Genetic ‘intelligence networks’ discovered in the brain

Could lead to future genetic engineering of superintelligence?
December 22, 2015

Color-coded heatmap of gradient of expression of the M1 gene network, spanning fetal development to late adulthood and expressed in distinct cortical regions (listed on right, such as primary somatosensory cortex, S1C). Most of the genes in this network express in cortical regions (indicated by red), except for the V1C (primary visual cortex), STR (striatum), CBC (cerebellar cortex), and MD (mediodorsal nucleus of thalamus) brain areas. (credit: Michael R. Johnson et al./Nature Neuroscience)

Scientists from Imperial College London have identified two clusters (“gene networks”) of genes that are linked to human intelligence. Called M1 and M3, these gene networks appear to influence cognitive function, which includes memory, attention, processing speed and reasoning.

Importantly, the scientists have discovered that these two networks are likely to be under the control of master regulator switches. The researcher want to identify those switches and see if they can manipulate them, and ultimately find out if this knowledge of gene networks could allow for boosting cognitive function.

“We know that genetics plays a major role in intelligence but until now, haven’t known which genes are relevant,” said Michael Johnson, lead author of the study from the Imperial College London Department of Medicine. Johnson says the genes they have found so far are likely to share a common regulation, which means it may be possible to manipulate a whole set of genes linked to human intelligence.

Combining data from brain samples, genomic information, and IQ tests

In the study, published in the journal Nature Neuroscience, the international team of researchers looked at samples of human brain from patients who had undergone neurosurgery for epilepsy. The investigators analyzed thousands of genes expressed in the human brain, and then combined these results with genetic information from healthy people who had undergone IQ tests and from people with neurological disorders such as autism spectrum disorder and intellectual disability.

Then they conducted various computational analyses and comparisons to identify the gene networks influencing healthy human cognitive abilities. Remarkably, they found that some of the same genes that influence human intelligence in healthy people cause impaired cognitive ability and epilepsy when mutated. And they found that genes that make new memories or sensible decisions when faced with lots of complex information also overlap with those that cause severe childhood onset epilepsy or intellectual disability.

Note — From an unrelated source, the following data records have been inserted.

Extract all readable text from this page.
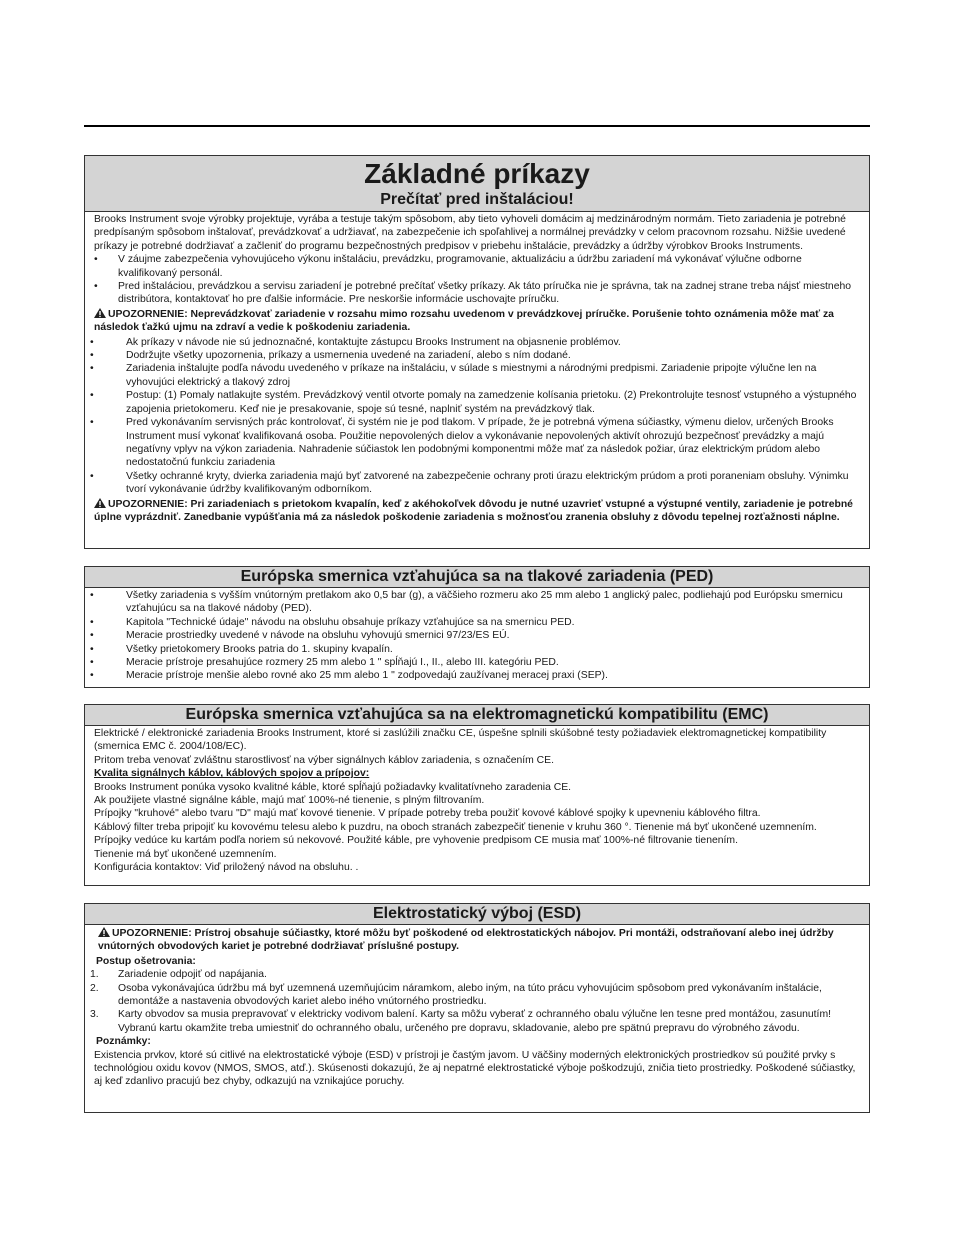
Základné príkazy
Prečítať pred inštaláciou!

Brooks Instrument svoje výrobky projektuje, vyrába a testuje takým spôsobom, aby tieto vyhoveli domácim aj medzinárodným normám. Tieto zariadenia je potrebné predpísaným spôsobom inštalovať, prevádzkovať a udržiavať, na zabezpečenie ich spoľahlivej a normálnej prevádzky v celom pracovnom rozsahu. Nižšie uvedené príkazy je potrebné dodržiavať a začleniť do programu bezpečnostných predpisov v priebehu inštalácie, prevádzky a údržby výrobkov Brooks Instruments.

•	V záujme zabezpečenia vyhovujúceho výkonu inštaláciu, prevádzku, programovanie, aktualizáciu a údržbu zariadení má vykonávať výlučne odborne kvalifikovaný personál.
•	Pred inštaláciou, prevádzkou a servisu zariadení je potrebné prečítať všetky príkazy. Ak táto príručka nie je správna, tak na zadnej strane treba nájsť miestneho distribútora, kontaktovať ho pre ďalšie informácie. Pre neskoršie informácie uschovajte príručku.

UPOZORNENIE: Neprevádzkovať zariadenie v rozsahu mimo rozsahu uvedenom v prevádzkovej príručke. Porušenie tohto oznámenia môže mať za následok ťažkú ujmu na zdraví a vedie k poškodeniu zariadenia.

•	Ak príkazy v návode nie sú jednoznačné, kontaktujte zástupcu Brooks Instrument na objasnenie problémov.
•	Dodržujte všetky upozornenia, príkazy a usmernenia uvedené na zariadení, alebo s ním dodané.
•	Zariadenia inštalujte podľa návodu uvedeného v príkaze na inštaláciu, v súlade s miestnymi a národnými predpismi. Zariadenie pripojte výlučne len na vyhovujúci elektrický a tlakový zdroj
•	Postup: (1) Pomaly natlakujte systém. Prevádzkový ventil otvorte pomaly na zamedzenie kolísania prietoku. (2) Prekontrolujte tesnosť vstupného a výstupného zapojenia prietokomeru. Keď nie je presakovanie, spoje sú tesné, naplniť systém na prevádzkový tlak.
•	Pred vykonávaním servisných prác kontrolovať, či systém nie je pod tlakom. V prípade, že je potrebná výmena súčiastky, výmenu dielov, určených Brooks Instrument musí vykonať kvalifikovaná osoba. Použitie nepovolených dielov a vykonávanie nepovolených aktivít ohrozujú bezpečnosť prevádzky a majú negatívny vplyv na výkon zariadenia. Nahradenie súčiastok len podobnými komponentmi môže mať za následok požiar, úraz elektrickým prúdom alebo nedostatočnú funkciu zariadenia
•	Všetky ochranné kryty, dvierka zariadenia majú byť zatvorené na zabezpečenie ochrany proti úrazu elektrickým prúdom a proti poraneniam obsluhy. Výnimku tvorí vykonávanie údržby kvalifikovaným odborníkom.

UPOZORNENIE: Pri zariadeniach s prietokom kvapalín, keď z akéhokoľvek dôvodu je nutné uzavrieť vstupné a výstupné ventily, zariadenie je potrebné úplne vyprázdniť. Zanedbanie vypúšťania má za následok poškodenie zariadenia s možnosťou zranenia obsluhy z dôvodu tepelnej rozťažnosti náplne.

Európska smernica vzťahujúca sa na tlakové zariadenia (PED)
•	Všetky zariadenia s vyšším vnútorným pretlakom ako 0,5 bar (g), a väčšieho rozmeru ako 25 mm alebo 1 anglický palec, podliehajú pod Európsku smernicu vzťahujúcu sa na tlakové nádoby (PED).
•	Kapitola "Technické údaje" návodu na obsluhu obsahuje príkazy vzťahujúce sa na smernicu PED.
•	Meracie prostriedky uvedené v návode na obsluhu vyhovujú smernici 97/23/ES EÚ.
•	Všetky prietokomery Brooks patria do 1. skupiny kvapalín.
•	Meracie prístroje presahujúce rozmery 25 mm alebo 1 " spĺňajú I., II., alebo III. kategóriu PED.
•	Meracie prístroje menšie alebo rovné ako 25 mm alebo 1 " zodpovedajú zaužívanej meracej praxi (SEP).
Európska smernica vzťahujúca sa na elektromagnetickú kompatibilitu (EMC)

Elektrické / elektronické zariadenia Brooks Instrument, ktoré si zaslúžili značku CE, úspešne splnili skúšobné testy požiadaviek elektromagnetickej kompatibility (smernica EMC č. 2004/108/EC).

Pritom treba venovať zvláštnu starostlivosť na výber signálnych káblov zariadenia, s označením CE.

Kvalita signálnych káblov, káblových spojov a prípojov:

Brooks Instrument ponúka vysoko kvalitné káble, ktoré spĺňajú požiadavky kvalitatívneho zaradenia CE.

Ak použijete vlastné signálne káble, majú mať 100%-né tienenie, s plným filtrovaním.

Prípojky "kruhové" alebo tvaru "D" majú mať kovové tienenie. V prípade potreby treba použiť kovové káblové spojky k upevneniu káblového filtra.

Káblový filter treba pripojiť ku kovovému telesu alebo k puzdru, na oboch stranách zabezpečiť tienenie v kruhu 360 °. Tienenie má byť ukončené uzemnením.

Prípojky vedúce ku kartám podľa noriem sú nekovové. Použité káble, pre vyhovenie predpisom CE musia mať 100%-né filtrovanie tienením.

Tienenie má byť ukončené uzemnením.

Konfigurácia kontaktov: Viď priložený návod na obsluhu. .

Elektrostatický výboj (ESD)

UPOZORNENIE: Prístroj obsahuje súčiastky, ktoré môžu byť poškodené od elektrostatických nábojov. Pri montáži, odstraňovaní alebo inej údržby vnútorných obvodových kariet je potrebné dodržiavať príslušné postupy.

Postup ošetrovania:

1.	Zariadenie odpojiť od napájania.
2.	Osoba vykonávajúca údržbu má byť uzemnená uzemňujúcim náramkom, alebo iným, na túto prácu vyhovujúcim spôsobom pred vykonávaním inštalácie, demontáže a nastavenia obvodových kariet alebo iného vnútorného prostriedku.
3.	Karty obvodov sa musia prepravovať v elektricky vodivom balení. Karty sa môžu vyberať z ochranného obalu výlučne len tesne pred montážou, zasunutím! Vybranú kartu okamžite treba umiestniť do ochranného obalu, určeného pre dopravu, skladovanie, alebo pre spätnú prepravu do výrobného závodu.

Poznámky:

Existencia prvkov, ktoré sú citlivé na elektrostatické výboje (ESD) v prístroji je častým javom. U väčšiny moderných elektronických prostriedkov sú použité prvky s technológiou oxidu kovov (NMOS, SMOS, atď.). Skúsenosti dokazujú, že aj nepatrné elektrostatické výboje poškodzujú, zničia tieto prostriedky. Poškodené súčiastky, aj keď zdanlivo pracujú bez chyby, odkazujú na vznikajúce poruchy.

“This study shows how we can use large genomic datasets to uncover new pathways for human brain function in both health and disease,” Johnson said. “Eventually, we hope that this sort of analysis will provide new insights into better treatments for neurodevelopmental diseases such as epilepsy, and ameliorate or treat the cognitive impairments associated with these devastating diseases.”

Abstract of Systems genetics identifies a convergent gene network for cognition and neurodevelopmental disease

Genetic determinants of cognition are poorly characterized, and their relationship to genes that confer risk for neurodevelopmental disease is unclear. Here we performed a systems-level analysis of genome-wide gene expression data to infer gene-regulatory networks conserved across species and brain regions. Two of these networks, M1 and M3, showed replicable enrichment for common genetic variants underlying healthy human cognitive abilities, including memory. Using exome sequence data from 6,871 trios, we found that M3 genes were also enriched for mutations ascertained from patients with neurodevelopmental disease generally, and intellectual disability and epileptic encephalopathy in particular. M3 consists of 150 genes whose expression is tightly developmentally regulated, but which are collectively poorly annotated for known functional pathways. These results illustrate how systems-level analyses can reveal previously unappreciated relationships between neurodevelopmental disease–associated genes in the developed human brain, and provide empirical support for a convergent gene-regulatory network influencing cognition and neurodevelopmental disease.